G mim mesmo

GURDJIEFF TERMOS — CONCEITO DE «MIM MESMO»

Segundo Richard Defouw, em RBN III-48, G apresenta um modelo do ser humano em termos de um coche (alegoria antiga já no Katha Upanixade e em Platão). Neste modelo, o coche, enquanto veículo, corresponde ao corpo da pessoa, o cavalo atado ao coche corresponde ao sentimento da pessoa, e o cocheiro dirigindo o cavalo e assim o coche também, corresponde à mentação da pessoa. Cada uma destas três partes corresponde à um «centro» ou «cérebro»: o corpo é considerado não enquanto matéria que se dissolve quando morremos, mas enquanto seu «centro instintivo-motor-sexual», os sentimentos são da província de um centro próprio deles, o «centro emocional», e a mentação é efetuada no centro pensante, «centro intelectual». Assim cada pessoa tem três centros, e é o que B em RBN chama «ente tricerebral». Nos FRAGMENTOS há uma descrição mais detalhada, onde os cérebros de uma pessoa são identificados como compondo uma estrutura total de sete centros: centro intelectual, centro emocional, centro motor, centro instintivo, centro sexual, centro emocional superior e centro intelectual superior.
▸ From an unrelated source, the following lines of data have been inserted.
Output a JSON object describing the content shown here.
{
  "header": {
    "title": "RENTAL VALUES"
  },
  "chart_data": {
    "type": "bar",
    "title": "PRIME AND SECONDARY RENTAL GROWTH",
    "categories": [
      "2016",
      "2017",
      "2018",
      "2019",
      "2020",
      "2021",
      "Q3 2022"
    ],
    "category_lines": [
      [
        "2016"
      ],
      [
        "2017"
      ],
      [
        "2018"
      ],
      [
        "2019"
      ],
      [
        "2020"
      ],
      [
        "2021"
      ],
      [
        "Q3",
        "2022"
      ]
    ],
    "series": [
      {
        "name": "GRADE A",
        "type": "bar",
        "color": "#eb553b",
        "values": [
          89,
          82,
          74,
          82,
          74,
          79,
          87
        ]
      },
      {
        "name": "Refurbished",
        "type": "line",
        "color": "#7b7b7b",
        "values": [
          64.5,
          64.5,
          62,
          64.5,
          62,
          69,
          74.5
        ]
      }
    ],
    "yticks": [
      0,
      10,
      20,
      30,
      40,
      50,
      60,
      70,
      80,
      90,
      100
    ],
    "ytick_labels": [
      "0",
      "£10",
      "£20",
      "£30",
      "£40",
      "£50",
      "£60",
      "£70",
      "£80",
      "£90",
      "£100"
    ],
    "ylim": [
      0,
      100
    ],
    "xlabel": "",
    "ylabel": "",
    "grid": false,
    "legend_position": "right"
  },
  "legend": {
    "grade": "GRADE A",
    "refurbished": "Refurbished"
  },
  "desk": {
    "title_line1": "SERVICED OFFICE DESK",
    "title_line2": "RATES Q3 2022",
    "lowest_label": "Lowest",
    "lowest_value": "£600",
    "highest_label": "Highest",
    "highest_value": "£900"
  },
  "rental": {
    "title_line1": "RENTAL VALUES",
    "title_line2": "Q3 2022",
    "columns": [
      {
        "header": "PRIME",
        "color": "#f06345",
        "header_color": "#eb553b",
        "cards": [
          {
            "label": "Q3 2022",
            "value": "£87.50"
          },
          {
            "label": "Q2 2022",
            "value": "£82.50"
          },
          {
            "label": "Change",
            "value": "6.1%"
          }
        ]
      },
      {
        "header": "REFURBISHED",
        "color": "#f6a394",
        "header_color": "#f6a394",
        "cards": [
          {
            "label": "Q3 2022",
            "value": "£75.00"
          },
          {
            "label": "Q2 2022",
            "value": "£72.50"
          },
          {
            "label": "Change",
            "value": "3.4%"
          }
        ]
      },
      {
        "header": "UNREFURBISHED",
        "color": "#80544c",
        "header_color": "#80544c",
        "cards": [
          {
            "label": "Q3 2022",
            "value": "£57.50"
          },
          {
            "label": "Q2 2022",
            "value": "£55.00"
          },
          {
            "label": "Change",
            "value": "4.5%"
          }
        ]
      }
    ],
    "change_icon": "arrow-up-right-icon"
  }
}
G tem muito a dizer através dessa alegoria do «ente-coche» no capítulo RBN III-48, fixando sua descrição no corpo planetário e nas inadequadas relações entre os três centros que o constituem. Porém o núcleo de sua apreciação crítica do ente humano é com aquele que o coche transporta, aquele que está em sua cabine, determinando destino e direção a todo conjunto através do cocheiro. Assim G considera o ser humano como «real» ou «entre aspas», de acordo com a natureza «daquele» na cabine:

No primeiro caso, aquele do homem real, o passageiro é o proprietário do coche, e no segundo caso, ele é simplesmente o primeiro ocasional transeunte que, como o na fretagem de «taxis», está continuamente sendo trocado. (RBN III-48)
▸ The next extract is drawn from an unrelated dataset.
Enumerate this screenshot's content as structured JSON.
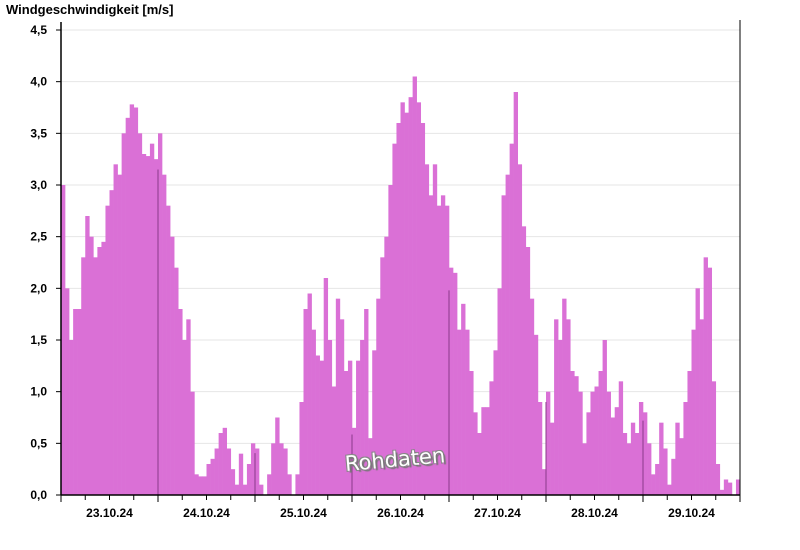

Devido ao sentido de mim mesmo que todos possuímos, cada um de nós se classificaria como um ser humano «real» de acordo com esta definição. Mas G afirma que este sentido de mim mesmo é uma ilusão. De fato, não há dentro de nós uma fonte singular da qual nossas manifestações emanem e nenhuma entidade que inicie e receba percepções de nós mesmos e do mundo exterior. Ao contrário, cada um de nós é uma coleção de pequenas personalidades que são chamadas — agora uma, agora outra — em resposta a condições cambiantes. Porque a pequena personalidade ativa, teu «califa», a qualquer dado momento considera a si mesmo ser um «Eu», a sensação de «Eu» é estável embora o «Eu» ele mesmo não o seja. Em resumo, cada um de nós é o que G chama um «homem entre aspas», mas falha em ver esta realidade precisamente por causa das limitações que acarreta.

Assim imediatamente sentimos a profundidade da análise de G da condição humana como apresentada em «Um Criticismo Objetivamente Imparcial da Vida do Homem» (primeiro título dos RELATOS DE BELZEBU). Mas G oferece mais do que uma crítica, pois assegura que é possível, com uma justa condução e trabalho duro, para um humano entre aspas transformar a si mesmo em um humano real. Ou seja, é possível ter na cabine de seu coche e servi-lo, o Eu que é seu legítimo proprietário. Esta condição é aquela que seu ensinamento quer proporcionar e que depende fundamentalmente de uma atenção e mudança de presença em ser-aí que implica em vários aspectos, mas dos quais se destaca a «sensação da totalidade de mim mesmo».